Based on the above, I would accordingly find that public policy is best served by not applying the doctrine of strict liability to prescription drugs. Prescription drugs are inherently dangerous products which benefit society. Moreover, a federal agency exists which is devoted to weighing the known benefits and costs of marketing a particular drug. A rule of law which held a pharmaceutical company bound for unforeseeable reactions to their products, notwithstanding the FDA’s significant oversight of a drug’s approval, would stifle the incentive to produce new products. The FDA is in a unique position to make the decision whether a drug is efficacious, and to preserve the incentive for a company to produce a beneficial pharmaceutical. Juries and the judiciary do not have the requisite knowledge, resources, or societal mandate *152to make the decision as to a prescription drug’s relative worth. Accordingly, the relevant inquiry is and should be the reasonableness of a pharmaceutical company’s conduct, as a pharmaceutical manufacturer should not be the insurer against all possible consequences in light of the policy considerations supra.

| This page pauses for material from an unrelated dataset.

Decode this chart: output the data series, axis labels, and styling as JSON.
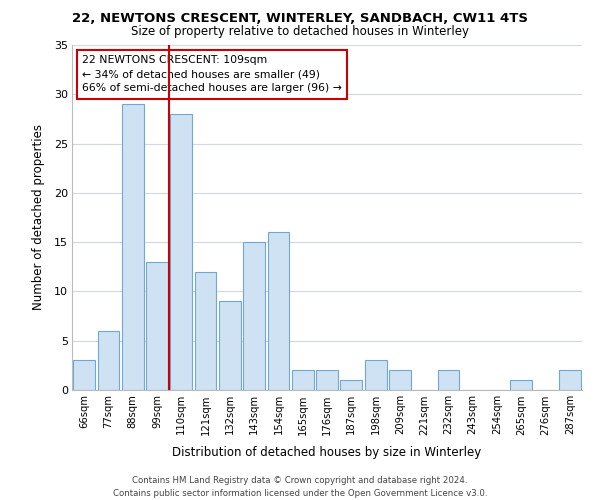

As indicated by Azzarello, whether a product is “unreasonably dangerous” is a question of social policy that is within the province of the judiciary. In the peculiar instance of prescription drugs, social policy is best served by not holding bound a drug manufacturer for a prescription drug’s unforeseen consequences absent negligence. Our holding today does not totally insulate from liability a drug manufacturer. Far from it. Rather, it only absolves a drug manufacturer of being held strictly liable for a defective product. We have found that the doctrine of negligence provides to the consumer a high degree of protection in a prescription drug products liability case. Incollingo v. Ewing, 444 Pa. 263, 287,282 A.2d 206, 219 (1971); White v. Weiner, 386 Pa.Super. 111, 562 A.2d 378, 384 (1989), aff'd. 525 Pa. 572, 583 A.2d 789 (1991). Our ruling today serves the needs of society by balancing the need to provide incentive for new prescription drug production with protecting the consuming public.

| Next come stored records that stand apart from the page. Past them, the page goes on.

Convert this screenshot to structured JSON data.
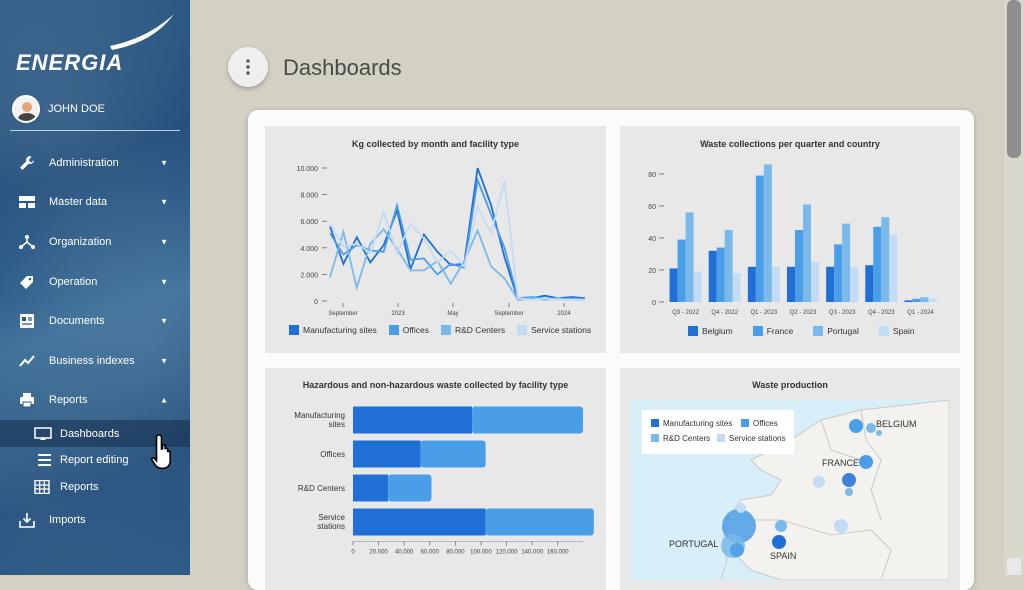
{
  "app": {
    "logo": "ENERGIA",
    "user_name": "JOHN DOE"
  },
  "sidebar": {
    "items": [
      {
        "label": "Administration",
        "icon": "wrench-icon"
      },
      {
        "label": "Master data",
        "icon": "table-icon"
      },
      {
        "label": "Organization",
        "icon": "network-icon"
      },
      {
        "label": "Operation",
        "icon": "tag-icon"
      },
      {
        "label": "Documents",
        "icon": "document-icon"
      },
      {
        "label": "Business indexes",
        "icon": "trend-icon"
      },
      {
        "label": "Reports",
        "icon": "printer-icon"
      }
    ],
    "report_subitems": [
      {
        "label": "Dashboards",
        "icon": "monitor-icon"
      },
      {
        "label": "Report editing",
        "icon": "list-icon"
      },
      {
        "label": "Reports",
        "icon": "grid-icon"
      }
    ],
    "imports": {
      "label": "Imports",
      "icon": "import-icon"
    }
  },
  "header": {
    "title": "Dashboards"
  },
  "colors": {
    "c1": "#1f6fd6",
    "c2": "#4a9ee8",
    "c3": "#7ab9ea",
    "c4": "#c3dcf6"
  },
  "chart_data": [
    {
      "type": "line",
      "title": "Kg collected by month and facility type",
      "x_ticks": [
        "September",
        "2023",
        "May",
        "September",
        "2024"
      ],
      "y_ticks": [
        "0",
        "2.000",
        "4.000",
        "6.000",
        "8.000",
        "10.000"
      ],
      "ylim": [
        0,
        10000
      ],
      "series": [
        {
          "name": "Manufacturing sites",
          "values": [
            5600,
            2800,
            4800,
            2900,
            4200,
            6800,
            2400,
            5000,
            3700,
            2700,
            2800,
            10000,
            7200,
            3300,
            100,
            200,
            400,
            200,
            300,
            200
          ]
        },
        {
          "name": "Offices",
          "values": [
            5100,
            3500,
            4200,
            3800,
            3700,
            7200,
            3100,
            3200,
            2000,
            2800,
            2500,
            9100,
            6500,
            4000,
            200,
            300,
            200,
            100,
            200,
            100
          ]
        },
        {
          "name": "R&D Centers",
          "values": [
            1800,
            5200,
            1000,
            4300,
            5400,
            3900,
            2300,
            2300,
            3000,
            1300,
            3000,
            5300,
            2600,
            1700,
            100,
            200,
            100,
            200,
            100,
            100
          ]
        },
        {
          "name": "Service stations",
          "values": [
            5800,
            4100,
            4300,
            3600,
            6700,
            3600,
            5800,
            4700,
            2900,
            3800,
            2600,
            7100,
            5100,
            9000,
            200,
            100,
            200,
            100,
            100,
            100
          ]
        }
      ]
    },
    {
      "type": "bar",
      "title": "Waste collections per quarter and country",
      "categories": [
        "Q3 - 2022",
        "Q4 - 2022",
        "Q1 - 2023",
        "Q2 - 2023",
        "Q3 - 2023",
        "Q4 - 2023",
        "Q1 - 2024"
      ],
      "y_ticks": [
        "0",
        "20",
        "40",
        "60",
        "80"
      ],
      "ylim": [
        0,
        80
      ],
      "series": [
        {
          "name": "Belgium",
          "values": [
            21,
            32,
            22,
            22,
            22,
            23,
            1
          ]
        },
        {
          "name": "France",
          "values": [
            39,
            34,
            79,
            45,
            36,
            47,
            2
          ]
        },
        {
          "name": "Portugal",
          "values": [
            56,
            45,
            86,
            61,
            49,
            53,
            3
          ]
        },
        {
          "name": "Spain",
          "values": [
            19,
            18,
            22,
            25,
            22,
            42,
            2
          ]
        }
      ]
    },
    {
      "type": "bar",
      "orientation": "horizontal",
      "title": "Hazardous and non-hazardous waste collected by facility type",
      "categories": [
        "Manufacturing sites",
        "Offices",
        "R&D Centers",
        "Service stations"
      ],
      "x_ticks": [
        "0",
        "20.000",
        "40.000",
        "60.000",
        "80.000",
        "100.000",
        "120.000",
        "140.000",
        "160.000"
      ],
      "xlim": [
        0,
        170000
      ],
      "series": [
        {
          "values": [
            88000,
            50000,
            26000,
            98000
          ]
        },
        {
          "values": [
            82000,
            48000,
            32000,
            80000
          ]
        }
      ]
    }
  ],
  "map": {
    "title": "Waste production",
    "legend": [
      "Manufacturing sites",
      "Offices",
      "R&D Centers",
      "Service stations"
    ],
    "labels": [
      "BELGIUM",
      "FRANCE",
      "PORTUGAL",
      "SPAIN"
    ]
  }
}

ROWLEY, President Judge, joined both Majority Opinion and CAVANAUGH’S, J., Concurring Opinion. CAVANAUGH, J., filed a Concurring Opinion and joined Majority Opinion. BECK, J., joined both Majority Opinion and CAVANAUGH’S, J., Concurring Opinion.. A major problem that I find with certain Restatement sections is a lack of clarity. This problem is well-illustrated by Comment k, which allows the reader to supply his or her own interpretation due to the vaguery of its language. This in turn may be part-and-parcel to the Restatement's attempt on the one hand to summarize the law in our several states and at the same time to predict the direction it will take. Lorah, supra; see also Grundberg v. Upjohn Co., 813 P.2d 89, 95 (Utah 1991) (recognizing that Restatement both summarizes and predicts the direction of the law); Keyes, The Restatement (Second); Its Misleading Quality and a Proposal for Its Amelioration, 13 Pepperdine Law Review 23 (1985).